There are three hypotheses to explain why young people with schizophrenia use cannabis (http://goo.gl/ZOSk7H).
1) Cannabis triggers the disease in people with a predisposition, as is suggested by the study at hand.
2) People with schizophrenia use cannabis as a way to self-medicate or manage their experience of the disease. The research does not support this strongly, though cannabis use may give sufferers a perception of control over their disease. This is not something to be dismissed and requires further research. One study from 2012 suggests that one component of marijuana, cannabidiol, may be used to treat schizophrenia. This component does not contain THC which is responsible for the intoxication effects of traditional marijuana. Instead, cannabidiol may reduce the symptoms of psychosis, but further research is needed to fully test this treatment (http://goo.gl/NPGKjm).
3) Cannabis use can trigger schizophrenia through confounding variables.

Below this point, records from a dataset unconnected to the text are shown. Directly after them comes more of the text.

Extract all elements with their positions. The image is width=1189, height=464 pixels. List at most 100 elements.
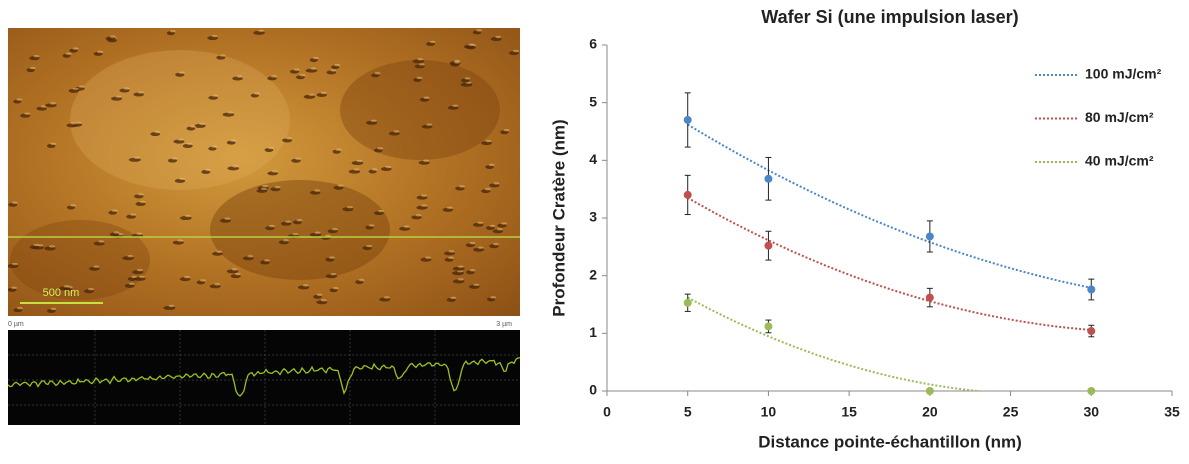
pit-rim xyxy=(11,286,18,290)
pit-rim xyxy=(258,29,265,33)
pit-rim xyxy=(49,245,56,248)
pit-rim xyxy=(224,217,231,220)
pit-rim xyxy=(109,35,116,38)
pit-rim xyxy=(393,130,400,133)
pit-rim xyxy=(337,184,344,187)
pit-rim xyxy=(136,268,143,272)
pit-rim xyxy=(488,163,495,167)
pit-rim xyxy=(219,54,226,57)
pit-rim xyxy=(292,232,299,236)
pit-rim xyxy=(178,71,185,74)
pit-rim xyxy=(178,177,185,181)
pit-rim xyxy=(446,206,453,210)
pit-rim xyxy=(133,156,140,159)
pit-rim xyxy=(70,204,77,207)
pit-rim xyxy=(247,255,254,258)
axis-end: 3 µm xyxy=(496,321,512,328)
pit-rim xyxy=(97,50,104,54)
profile-panel xyxy=(7,330,520,425)
pit-rim xyxy=(454,61,461,64)
pit-rim xyxy=(11,201,18,204)
pit-rim xyxy=(492,242,499,246)
pit-rim xyxy=(253,92,260,95)
pit-rim xyxy=(458,185,465,188)
x-tick-label: 35 xyxy=(1164,404,1180,420)
axis-start: 0 µm xyxy=(8,321,24,328)
x-tick-label: 5 xyxy=(684,404,692,420)
point xyxy=(925,387,934,395)
pit-rim xyxy=(189,125,196,128)
pit-rim xyxy=(415,214,422,217)
y-tick-label: 3 xyxy=(589,209,597,225)
legend-label: 40 mJ/cm² xyxy=(1085,153,1154,169)
pit-rim xyxy=(98,240,105,243)
pit-rim xyxy=(496,228,503,231)
legend-label: 80 mJ/cm² xyxy=(1085,109,1154,125)
pit-rim xyxy=(320,91,327,95)
pit-rim xyxy=(421,194,428,197)
pit-rim xyxy=(236,75,243,78)
pit-rim xyxy=(263,259,270,262)
pit-rim xyxy=(377,147,384,150)
pit-rim xyxy=(115,95,122,98)
pit-rim xyxy=(328,256,335,259)
pit-rim xyxy=(212,94,219,97)
pit-rim xyxy=(123,87,130,90)
point xyxy=(683,115,692,124)
pit-rim xyxy=(429,40,436,44)
pit-rim xyxy=(377,209,384,213)
pit-rim xyxy=(111,209,118,212)
pit-rim xyxy=(33,54,40,58)
pit-rim xyxy=(40,105,47,108)
pit-rim xyxy=(211,145,218,148)
pit-rim xyxy=(295,157,302,160)
pit-rim xyxy=(356,159,363,163)
pit-rim xyxy=(417,58,424,61)
pit-rim xyxy=(177,239,184,242)
point xyxy=(764,241,773,250)
pit-rim xyxy=(49,102,56,105)
pit-rim xyxy=(358,278,365,282)
pit-rim xyxy=(113,231,120,234)
pit-rim xyxy=(199,279,206,282)
pit-rim xyxy=(50,142,57,146)
pit-rim xyxy=(423,159,430,162)
pit-rim xyxy=(186,142,193,146)
pit-rim xyxy=(503,128,510,132)
pit-rim xyxy=(366,244,373,248)
point xyxy=(1087,327,1096,336)
pit-rim xyxy=(310,67,317,70)
pit-rim xyxy=(332,286,339,290)
pit-rim xyxy=(63,285,70,288)
pit-rim xyxy=(87,287,94,291)
pit-rim xyxy=(477,221,484,224)
pit-rim xyxy=(70,122,77,125)
point xyxy=(1087,387,1096,395)
pit-rim xyxy=(138,275,145,279)
pit-rim xyxy=(490,296,497,299)
trendline xyxy=(687,196,1092,331)
pit-rim xyxy=(383,296,390,299)
pit-rim xyxy=(282,239,289,242)
pit-rim xyxy=(457,278,464,281)
pit-rim xyxy=(139,200,146,204)
pit-rim xyxy=(11,262,18,266)
pit-rim xyxy=(184,275,191,279)
pit-rim xyxy=(403,225,410,228)
pit-rim xyxy=(476,29,483,32)
pit-rim xyxy=(299,74,306,77)
pit-rim xyxy=(33,243,40,247)
pit-rim xyxy=(448,256,455,259)
x-axis-label: Distance pointe-échantillon (nm) xyxy=(758,432,1022,451)
pit-rim xyxy=(512,49,519,53)
pit-rim xyxy=(168,304,175,308)
pit-rim xyxy=(421,204,428,207)
pit-rim xyxy=(50,307,57,311)
pit-rim xyxy=(227,111,234,114)
pit-rim xyxy=(418,63,425,66)
pit-rim xyxy=(230,139,237,142)
pit-rim xyxy=(314,231,321,234)
pit-rim xyxy=(211,34,218,38)
pit-rim xyxy=(128,282,135,286)
pit-rim xyxy=(330,273,337,276)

This is the prevailing medical view, though the association is not so neatly weaved together.
Problems with Media Coverage of Mental Illness
The article that covered this story went for a shock value headline. Headlines prime audiences about what they should expect from a scientific article. Sensationalised headlines invite personal opinion based on individual experience. This may range from “I smoke pot and I’m fine” to disparaging comments about “crazy” people. This is the problem with the way in which news headlines shape public discussions of science. Should people read an article before discussing the soundbite? Of course. Does this happen in practice? Not as much as it should. The idea that sensational headlines “sell” is flawed. Shock headlines sometimes get people to click on a link. On a social media site like Google+, some people will go off the headline and the text in a post. In fact, most of the social media research shows that people rarely want to click away from the social site they’re currently on (more on this in another post). This is why we stress in our community that posts should summarise the science behind an article in detail. The link should be there for people who want to read further (and if you write a good post, people will be more willing to click on a link!).
While research suggests that people are sceptical of media reports, not everyone is trained to think about research the way scientists do. Paywalls also stop people from reading the study for themselves (as well as the technical language used in academic journals). This is why scientists need to step up and debunk bad science journalism.
Moving Beyond Individual Speculation
The research has established a correlation, but causation is disputed. The evidence strongly suggests that cannabis compounds schizophrenia and the gravity of this finding cannot be reduced. Nevertheless, media stories that run with a causation headline only serve to spread misinformation.
Bad science writing invites cannabis users to say: “I use it and I’m fine!” It also serves to reinforce a cultural stereotype that people with mental illness may have avoided their condition if they’d only stayed away from recreational drugs. In the end, the causation narrative does more damage and serves only to stigmatise both cannabis users and schizophrenic sufferers as deviants. People living with schizophrenia are doubly stigmatised as their cannabis use makes it seem as if they are wilfully contributing to their illness. Research is seeking to better understand why some people with schizophrenia rely on cannabis.
Mental health is a serious matter. It shouldn’t be reduced to an alarmist headline. Mental illness is part of the human condition. Addressing the treatment of schizophrenia requires compassion, not judgement. Most of all it needs solid scientific research, not dismissive condemnation based on personal or social conjecture.